After four days of reading thread after thread sometimes I think I now have more questions than when I started! Glad I am learning enough to give my babies good homes though. I tossed on the shrimp vs. cory to room with bettas. I was looking at setting up my spare 10 gallon to house a few of my boys. Should I add cory's with them? I was thinking of dividing it into 3 or 4 section and was hoping to use shrimp, but I only have 1 docile make and when my sorority is finished he gets to go in there. What else do I need to best set up my 10 gallon for a bunch of boys besides plants, gravel, heater, filter, thermometer, and tank dividers?


----------



## Alcemistnv (Jan 29, 2012)

the thing with cories is that for a 10 gallon, you can only use small cories like pygmies, and you can have one betta. Spliitting the tank doesn't give the cories enough room to swim around, and it also increases the bioload past capacity. 

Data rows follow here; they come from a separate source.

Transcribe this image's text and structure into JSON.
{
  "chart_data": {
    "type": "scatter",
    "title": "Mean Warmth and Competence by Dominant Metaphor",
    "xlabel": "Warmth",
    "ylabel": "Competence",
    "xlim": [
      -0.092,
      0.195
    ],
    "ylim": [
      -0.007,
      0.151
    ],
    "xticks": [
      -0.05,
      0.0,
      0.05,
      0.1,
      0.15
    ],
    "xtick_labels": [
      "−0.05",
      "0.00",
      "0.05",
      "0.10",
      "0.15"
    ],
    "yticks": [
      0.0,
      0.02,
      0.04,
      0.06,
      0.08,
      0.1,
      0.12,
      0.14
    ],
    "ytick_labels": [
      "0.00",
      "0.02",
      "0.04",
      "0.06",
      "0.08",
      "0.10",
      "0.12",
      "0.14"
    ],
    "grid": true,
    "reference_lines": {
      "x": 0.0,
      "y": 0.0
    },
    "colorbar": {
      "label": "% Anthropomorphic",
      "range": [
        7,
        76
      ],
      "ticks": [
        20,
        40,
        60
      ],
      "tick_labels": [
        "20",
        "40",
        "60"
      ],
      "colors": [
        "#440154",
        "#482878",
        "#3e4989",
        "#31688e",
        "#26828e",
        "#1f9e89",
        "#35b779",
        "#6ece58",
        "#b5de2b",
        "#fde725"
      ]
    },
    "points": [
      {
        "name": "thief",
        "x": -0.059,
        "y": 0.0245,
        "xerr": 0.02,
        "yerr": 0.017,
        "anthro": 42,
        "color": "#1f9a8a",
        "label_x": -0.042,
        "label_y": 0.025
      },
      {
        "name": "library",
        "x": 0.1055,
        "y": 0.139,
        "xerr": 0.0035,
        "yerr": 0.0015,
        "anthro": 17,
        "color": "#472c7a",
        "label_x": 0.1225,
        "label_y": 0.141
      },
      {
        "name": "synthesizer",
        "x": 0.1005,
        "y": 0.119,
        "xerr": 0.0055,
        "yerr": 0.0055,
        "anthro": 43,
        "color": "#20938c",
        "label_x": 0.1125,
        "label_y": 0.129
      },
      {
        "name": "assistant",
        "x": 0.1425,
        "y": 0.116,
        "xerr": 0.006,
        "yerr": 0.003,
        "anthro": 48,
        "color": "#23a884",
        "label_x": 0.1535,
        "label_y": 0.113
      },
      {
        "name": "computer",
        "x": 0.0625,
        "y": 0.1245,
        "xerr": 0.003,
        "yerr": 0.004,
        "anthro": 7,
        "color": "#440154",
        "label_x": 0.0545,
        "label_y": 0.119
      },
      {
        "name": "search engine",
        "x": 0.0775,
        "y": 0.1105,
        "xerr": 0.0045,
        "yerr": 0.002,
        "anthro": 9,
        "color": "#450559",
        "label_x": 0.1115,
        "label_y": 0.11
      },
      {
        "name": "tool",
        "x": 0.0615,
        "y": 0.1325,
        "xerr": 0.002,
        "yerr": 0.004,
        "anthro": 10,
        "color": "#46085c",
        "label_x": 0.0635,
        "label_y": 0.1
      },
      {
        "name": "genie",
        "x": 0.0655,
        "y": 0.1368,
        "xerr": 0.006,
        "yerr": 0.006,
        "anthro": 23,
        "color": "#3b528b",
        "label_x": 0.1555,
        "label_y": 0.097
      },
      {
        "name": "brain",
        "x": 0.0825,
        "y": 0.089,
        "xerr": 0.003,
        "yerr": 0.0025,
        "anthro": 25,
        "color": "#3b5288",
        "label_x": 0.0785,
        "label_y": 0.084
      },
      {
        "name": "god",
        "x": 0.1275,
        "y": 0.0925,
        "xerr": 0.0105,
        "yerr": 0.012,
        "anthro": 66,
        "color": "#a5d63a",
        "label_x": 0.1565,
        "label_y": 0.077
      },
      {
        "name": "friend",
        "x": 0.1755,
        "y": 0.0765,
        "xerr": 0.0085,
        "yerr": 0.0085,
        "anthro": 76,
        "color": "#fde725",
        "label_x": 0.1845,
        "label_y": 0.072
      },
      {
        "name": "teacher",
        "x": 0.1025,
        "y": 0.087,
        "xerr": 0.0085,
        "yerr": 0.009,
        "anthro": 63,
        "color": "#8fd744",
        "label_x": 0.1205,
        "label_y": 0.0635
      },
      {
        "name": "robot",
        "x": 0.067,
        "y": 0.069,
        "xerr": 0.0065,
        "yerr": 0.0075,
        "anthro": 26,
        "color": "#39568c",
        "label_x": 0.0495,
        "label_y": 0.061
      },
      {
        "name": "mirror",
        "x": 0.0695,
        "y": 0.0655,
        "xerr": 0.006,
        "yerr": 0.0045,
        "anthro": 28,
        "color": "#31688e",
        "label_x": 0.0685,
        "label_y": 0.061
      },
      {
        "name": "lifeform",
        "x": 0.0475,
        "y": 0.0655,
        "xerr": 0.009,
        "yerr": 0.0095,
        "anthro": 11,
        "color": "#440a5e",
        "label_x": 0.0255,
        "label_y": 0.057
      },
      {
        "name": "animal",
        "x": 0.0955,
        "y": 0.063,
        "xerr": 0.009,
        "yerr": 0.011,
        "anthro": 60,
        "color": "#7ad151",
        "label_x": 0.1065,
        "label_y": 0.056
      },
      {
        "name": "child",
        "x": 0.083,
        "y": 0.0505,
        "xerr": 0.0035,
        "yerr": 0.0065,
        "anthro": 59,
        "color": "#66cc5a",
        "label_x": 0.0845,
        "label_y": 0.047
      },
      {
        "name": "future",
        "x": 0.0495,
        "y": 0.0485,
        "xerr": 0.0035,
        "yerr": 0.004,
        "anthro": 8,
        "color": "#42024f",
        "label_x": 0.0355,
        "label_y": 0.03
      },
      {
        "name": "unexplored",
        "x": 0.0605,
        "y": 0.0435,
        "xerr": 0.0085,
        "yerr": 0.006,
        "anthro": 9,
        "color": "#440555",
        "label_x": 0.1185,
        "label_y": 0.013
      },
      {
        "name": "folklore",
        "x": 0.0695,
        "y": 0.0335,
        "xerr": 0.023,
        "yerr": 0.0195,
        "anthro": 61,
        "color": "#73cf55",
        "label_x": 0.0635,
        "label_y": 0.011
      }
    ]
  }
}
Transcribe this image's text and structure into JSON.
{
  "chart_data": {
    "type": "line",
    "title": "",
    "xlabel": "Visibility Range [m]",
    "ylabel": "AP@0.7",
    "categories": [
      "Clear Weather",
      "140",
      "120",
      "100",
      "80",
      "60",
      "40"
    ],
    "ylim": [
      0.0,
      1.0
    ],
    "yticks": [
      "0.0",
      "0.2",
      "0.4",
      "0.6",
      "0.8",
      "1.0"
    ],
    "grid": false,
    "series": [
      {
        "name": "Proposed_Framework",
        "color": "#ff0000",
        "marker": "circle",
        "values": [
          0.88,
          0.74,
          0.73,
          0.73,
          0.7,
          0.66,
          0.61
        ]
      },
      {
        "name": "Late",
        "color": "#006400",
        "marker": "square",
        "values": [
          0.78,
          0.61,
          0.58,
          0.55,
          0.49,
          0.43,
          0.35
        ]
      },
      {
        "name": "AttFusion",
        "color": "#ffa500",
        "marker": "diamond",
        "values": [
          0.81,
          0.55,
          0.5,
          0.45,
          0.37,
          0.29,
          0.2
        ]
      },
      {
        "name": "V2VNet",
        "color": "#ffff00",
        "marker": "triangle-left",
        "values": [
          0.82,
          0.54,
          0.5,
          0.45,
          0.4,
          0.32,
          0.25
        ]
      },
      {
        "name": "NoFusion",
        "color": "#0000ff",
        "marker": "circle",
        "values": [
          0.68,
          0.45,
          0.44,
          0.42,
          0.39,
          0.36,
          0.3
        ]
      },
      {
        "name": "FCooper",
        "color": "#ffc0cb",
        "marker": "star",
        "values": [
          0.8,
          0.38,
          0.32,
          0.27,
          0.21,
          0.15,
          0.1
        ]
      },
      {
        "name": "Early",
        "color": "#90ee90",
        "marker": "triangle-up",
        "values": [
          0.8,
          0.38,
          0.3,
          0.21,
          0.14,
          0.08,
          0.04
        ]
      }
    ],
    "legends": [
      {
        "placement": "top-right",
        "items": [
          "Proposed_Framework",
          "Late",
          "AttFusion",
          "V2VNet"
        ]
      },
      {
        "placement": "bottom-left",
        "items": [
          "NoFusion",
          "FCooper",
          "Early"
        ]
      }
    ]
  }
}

I originally had a 10 gallon with cories and one male, but then I decided to return the cories and divided the 10 in 4 for my boys c:

So I'd go with shrimp


----------



## FeatherStone (Mar 6, 2013)

I have a 10g with a cory, betta, a shrimp and some neon tetras. Go with the shrimp. The cory is too active, and I got him before realizing how many you have to keep together for them to be happy (my LFS has some small albino ones, but no pygmies). Shrimp should be ok so long as your betta isn't a shrimp eater... mine isnt so long as he's fed each morning


----------



## Kuronue (Oct 12, 2012)

In a divided 10g tank, go shrimp. Cory cats need wiggle room and are shoaling fish.


----------



## Artemis (Mar 9, 2013)

The betta will likely kill the shrimp.


----------



## Viva (Oct 18, 2012)

I have 4 Bronze (or Green) Corydoras and 3 amano shrimp in my 10 gallon with 1 male betta. He doesn't mind them but the tank is heavily planted. If you're going to divide the tank, I'd go with shrimp. However you cannot be sure that one of the 3 bettas will be aggressive enough to kill/eat shrimp. With a divided tank, there is less room for any victim to escape a betta's jaws. Cory's MUST live in groups though, and they definitely need more space than a divided section of a 10 gallon tank...a 10 gallon itself is quite cramped for them as it is.

It largely depends on the betta...I had a CT that wouldn't let ghost shrimp or Corys live in peace so I had to return the cory's. The shrimp unfortunately all died.


----------